Hence, the focus on home-field and the math was a whole lot more manageable compared to the spreadsheets needed to sort through the permutations last fall, which began with the Blue Jays needing a win and one of the Yankees or Red Sox to lose.

“I remember knowing the scenarios, for sure, and feeling pretty good going into the day. It’s baseball, somebody’s going to lose, right? Like, it can happen,” said Ross Stripling. “We didn’t like the matchups. I guess if you were to pick one, you’d probably would’ve guessed the Rays to beat the Yankees. But the Rays weren’t playing for anything because they already had the division. And the Nationals were the Nationals, but they were playing at home. So it was like, man, someone’s going to get one for us, right? To come all this way and come up a game, short? That’s not going to happen. Then obviously it did.”

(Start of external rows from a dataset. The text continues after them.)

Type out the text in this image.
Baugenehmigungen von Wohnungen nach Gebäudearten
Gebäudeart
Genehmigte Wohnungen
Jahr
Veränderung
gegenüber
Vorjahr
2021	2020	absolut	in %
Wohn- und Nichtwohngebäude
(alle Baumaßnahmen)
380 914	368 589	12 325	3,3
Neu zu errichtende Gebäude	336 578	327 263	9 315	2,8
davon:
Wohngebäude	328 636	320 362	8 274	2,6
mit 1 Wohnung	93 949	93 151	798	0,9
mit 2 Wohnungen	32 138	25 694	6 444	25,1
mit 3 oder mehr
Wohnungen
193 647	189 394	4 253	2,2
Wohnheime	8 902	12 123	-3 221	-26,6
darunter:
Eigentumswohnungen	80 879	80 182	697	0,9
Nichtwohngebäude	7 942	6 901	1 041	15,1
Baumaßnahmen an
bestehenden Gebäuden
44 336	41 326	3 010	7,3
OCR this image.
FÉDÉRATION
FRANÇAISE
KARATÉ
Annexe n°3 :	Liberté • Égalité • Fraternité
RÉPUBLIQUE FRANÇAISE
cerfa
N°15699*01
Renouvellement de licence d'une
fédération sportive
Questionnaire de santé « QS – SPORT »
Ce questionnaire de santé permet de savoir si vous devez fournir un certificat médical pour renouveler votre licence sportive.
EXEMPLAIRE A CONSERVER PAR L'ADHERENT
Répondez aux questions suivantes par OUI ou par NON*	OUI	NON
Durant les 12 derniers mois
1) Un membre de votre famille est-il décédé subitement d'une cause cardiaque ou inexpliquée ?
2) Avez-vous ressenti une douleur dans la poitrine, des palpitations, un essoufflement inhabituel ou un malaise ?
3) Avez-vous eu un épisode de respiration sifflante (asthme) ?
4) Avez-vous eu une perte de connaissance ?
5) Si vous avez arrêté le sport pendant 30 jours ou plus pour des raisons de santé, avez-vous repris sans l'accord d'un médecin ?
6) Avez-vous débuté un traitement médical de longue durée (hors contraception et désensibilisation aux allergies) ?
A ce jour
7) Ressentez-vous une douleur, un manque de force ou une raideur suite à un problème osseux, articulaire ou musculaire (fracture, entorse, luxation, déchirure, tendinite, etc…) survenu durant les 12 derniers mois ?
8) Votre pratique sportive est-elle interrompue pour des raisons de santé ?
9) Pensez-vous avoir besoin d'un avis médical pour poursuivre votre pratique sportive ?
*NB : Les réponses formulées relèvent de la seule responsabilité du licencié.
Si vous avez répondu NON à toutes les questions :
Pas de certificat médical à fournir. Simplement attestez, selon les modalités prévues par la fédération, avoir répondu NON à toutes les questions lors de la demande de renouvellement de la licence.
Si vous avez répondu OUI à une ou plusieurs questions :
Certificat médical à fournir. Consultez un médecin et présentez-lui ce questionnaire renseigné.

The Blue Jays jumped out to an early lead against the Orioles that day, which made scoreboard watching “much easier to do,” said George Springer. “I remember turning back to look quite a bit that day and that’s not something that I would normally do.”

The Yankees beat the Rays 1-0 first, leaving the Nationals as the Blue Jays’ only hope. Once they wrapped up their win over the Orioles, the Red Sox game was put on the videoboard at Rogers Centre just in time for Rafael Devers’ go-ahead, two-run homer in the ninth, turning elation to dejection in an instant.

“It was just like, wow, we did everything that we could possibly do to put ourselves in the position and it just didn’t happen. It was deflating. It sucked,” said Springer. “You look back at everything that you’ve been through. This was our third city, finally getting a chance to be home. The ups, the downs, not really being projected to be where we were and ended up being in a really good spot at the end of the year. And just knowing that you fell one game short in the standings, you can look back on any game that you lost and say, well, if I had done this or if this had happened, you might not be in this position.

“But you learn from it and here we are now.”

Where they are now is set to host their first home playoff game since a 3-0 loss to Cleveland in Game 5 of the 2016 ALCS.